NOUVELLE VAGUE (2025)  

     Richard Linklater, best known for kinetic comedies such as “Dazed and Confused” and “School of Rock,” has tapped into his nostalgic side with two very different releases this year.

     “Blue Moon” remembers mid-century legends of musical theater while “Nouvelle Vague” (we called it “The New Wave”) celebrates the French filmmakers who offered a new way to tell stories in the late 1950s and early ‘60s.

       Working with mostly French actors and shooting in black and white, Linklater tells the story of the making of Jean-Luc Godard’s landmark romantic crime picture “A bout de souffle” (“Breathless” in this country).

     Godard was part of the collection of film journalists (along with François Truffaut, Claude Chabrol, Eric Rohmer and Jacques Rivette, among others) who traded their typewriters for directors’ chairs, creating most of the important French films of the 1960s and ‘70s.

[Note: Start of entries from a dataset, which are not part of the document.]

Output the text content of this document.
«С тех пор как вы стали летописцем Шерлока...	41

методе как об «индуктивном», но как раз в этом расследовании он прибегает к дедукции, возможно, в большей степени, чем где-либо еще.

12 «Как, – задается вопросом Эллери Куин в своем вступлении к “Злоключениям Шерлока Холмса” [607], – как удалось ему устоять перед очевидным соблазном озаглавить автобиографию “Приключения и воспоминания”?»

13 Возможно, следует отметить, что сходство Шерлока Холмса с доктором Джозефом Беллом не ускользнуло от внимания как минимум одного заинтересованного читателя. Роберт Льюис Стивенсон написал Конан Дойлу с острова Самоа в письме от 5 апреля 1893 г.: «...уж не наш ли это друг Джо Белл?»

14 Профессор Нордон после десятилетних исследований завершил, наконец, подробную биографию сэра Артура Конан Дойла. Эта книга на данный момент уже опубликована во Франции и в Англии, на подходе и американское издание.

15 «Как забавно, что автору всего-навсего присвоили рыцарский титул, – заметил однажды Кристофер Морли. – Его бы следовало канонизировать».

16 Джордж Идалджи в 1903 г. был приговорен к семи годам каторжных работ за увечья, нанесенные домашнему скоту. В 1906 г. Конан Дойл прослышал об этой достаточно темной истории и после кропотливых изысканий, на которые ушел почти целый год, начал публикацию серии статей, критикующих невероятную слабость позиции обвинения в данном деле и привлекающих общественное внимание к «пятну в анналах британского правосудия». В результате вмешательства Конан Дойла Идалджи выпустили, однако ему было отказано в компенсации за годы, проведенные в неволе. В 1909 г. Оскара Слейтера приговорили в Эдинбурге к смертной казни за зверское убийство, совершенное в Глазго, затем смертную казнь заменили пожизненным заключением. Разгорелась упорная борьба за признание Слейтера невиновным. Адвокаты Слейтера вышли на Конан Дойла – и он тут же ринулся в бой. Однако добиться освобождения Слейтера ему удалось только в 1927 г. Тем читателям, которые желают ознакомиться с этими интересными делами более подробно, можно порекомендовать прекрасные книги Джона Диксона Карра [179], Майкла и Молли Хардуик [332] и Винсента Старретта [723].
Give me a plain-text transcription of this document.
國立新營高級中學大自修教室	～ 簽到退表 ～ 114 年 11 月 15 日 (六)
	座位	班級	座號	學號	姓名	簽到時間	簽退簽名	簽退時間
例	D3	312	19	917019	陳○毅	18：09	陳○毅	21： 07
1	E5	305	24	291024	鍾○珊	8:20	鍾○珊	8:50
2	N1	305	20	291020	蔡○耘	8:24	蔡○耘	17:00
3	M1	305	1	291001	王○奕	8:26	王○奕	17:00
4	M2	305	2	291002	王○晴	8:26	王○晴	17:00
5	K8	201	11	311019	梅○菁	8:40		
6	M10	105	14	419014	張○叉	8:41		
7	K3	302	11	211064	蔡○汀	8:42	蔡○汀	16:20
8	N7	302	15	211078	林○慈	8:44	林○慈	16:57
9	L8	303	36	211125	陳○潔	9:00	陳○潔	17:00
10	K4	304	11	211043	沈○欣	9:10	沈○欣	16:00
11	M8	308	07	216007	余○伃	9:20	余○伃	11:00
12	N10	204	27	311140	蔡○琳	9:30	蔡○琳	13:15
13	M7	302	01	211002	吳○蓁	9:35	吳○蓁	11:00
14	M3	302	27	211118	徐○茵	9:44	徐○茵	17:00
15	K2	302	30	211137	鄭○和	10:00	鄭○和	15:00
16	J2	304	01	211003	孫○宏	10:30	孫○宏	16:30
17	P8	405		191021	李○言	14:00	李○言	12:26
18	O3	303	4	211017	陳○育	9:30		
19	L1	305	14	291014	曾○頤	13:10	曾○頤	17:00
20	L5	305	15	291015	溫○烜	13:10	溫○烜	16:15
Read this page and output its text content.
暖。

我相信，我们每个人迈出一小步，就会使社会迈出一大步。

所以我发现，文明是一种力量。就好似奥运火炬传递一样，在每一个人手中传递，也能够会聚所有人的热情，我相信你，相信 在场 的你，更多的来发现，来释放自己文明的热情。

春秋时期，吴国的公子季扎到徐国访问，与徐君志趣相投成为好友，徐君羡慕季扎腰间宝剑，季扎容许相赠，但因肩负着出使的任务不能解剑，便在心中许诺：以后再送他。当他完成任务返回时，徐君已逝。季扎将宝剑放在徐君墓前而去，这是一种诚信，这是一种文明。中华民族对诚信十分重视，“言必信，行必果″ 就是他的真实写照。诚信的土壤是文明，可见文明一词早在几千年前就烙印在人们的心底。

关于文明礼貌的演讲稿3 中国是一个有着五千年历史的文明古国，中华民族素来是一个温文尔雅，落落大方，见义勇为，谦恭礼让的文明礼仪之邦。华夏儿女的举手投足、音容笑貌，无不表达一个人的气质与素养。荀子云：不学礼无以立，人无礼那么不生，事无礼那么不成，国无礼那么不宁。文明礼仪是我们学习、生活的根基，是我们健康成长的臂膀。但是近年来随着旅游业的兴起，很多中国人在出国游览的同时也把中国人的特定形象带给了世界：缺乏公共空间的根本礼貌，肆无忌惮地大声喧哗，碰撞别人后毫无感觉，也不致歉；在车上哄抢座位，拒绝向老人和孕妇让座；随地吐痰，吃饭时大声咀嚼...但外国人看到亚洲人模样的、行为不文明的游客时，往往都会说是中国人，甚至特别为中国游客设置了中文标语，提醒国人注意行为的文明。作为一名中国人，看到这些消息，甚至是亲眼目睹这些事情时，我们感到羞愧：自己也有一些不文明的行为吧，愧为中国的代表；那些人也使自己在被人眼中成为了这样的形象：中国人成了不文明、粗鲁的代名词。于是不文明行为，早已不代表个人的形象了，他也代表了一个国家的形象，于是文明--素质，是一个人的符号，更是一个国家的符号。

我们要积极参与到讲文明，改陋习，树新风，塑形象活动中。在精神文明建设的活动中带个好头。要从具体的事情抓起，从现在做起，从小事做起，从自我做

      “Breathless,” Godard’s 1960 debut, follows a self-styled, rather ridiculous car thief and hustler Michel Poiccard (Jean-Paul Belmondo, soon to be an international star) who shoots a policeman and then seems to hide in plain sight as he romances an American woman Patricia (Jean Seberg), who works for the New York Herald-Tribune. Shot in long takes, much of it on the streets of Paris without permits, with a handheld camera and marked by jagged editing, the picture is best watched as a gemstone that guided the way for other, better, films and filmmakers.

     I enjoyed Linklater’s “making of” movie better than my sixth or seventh viewing of “Breathless,” with Guillaume Marbeck’s spot-on performance as the arrogantly confident, unpredictable Godard, who, while running out of money and ideas, often cancelled filming after one scene. Seeing the American actress Seberg (Zoey Deutch) frustration with the amateurish antics of Godard and his minions (Truffaut and Charbrol helped write the script and lingered around the set) is more interesting than watching Seberg’s Patricia fall for Michel’s faux charm in the original.

      My only criticism of the film is Linklater’s decision to identify with subtitles the famous people when the actor playing them make their first appearance. Most filmgoers who see this film hardly need to be clued in to who Truffaut or Jean-Pierre Melville are; for those who don’t recognize them, the names mean nothing.

     Anyone who is a fan of that glorious period of French cinema known as the New Wave, this film is a must see. But its chronicle of the beginning of guerrilla, independent filmmaking should be fascinating to any movie fan.

  

THE MASTERMIND (2025) and WAKE UP DEAD MAN (2025)

        Josh O’Connor, who first gained notice on this side of the Atlantic with his portrayal of Prince Charles in “The Crown” (opposite Oliva Colman’s reign as the Queen), has had a year. In addition to starring in these two high-profile releases, he co-starred with Paul Mescal in the well-reviewed “The History of Sound.”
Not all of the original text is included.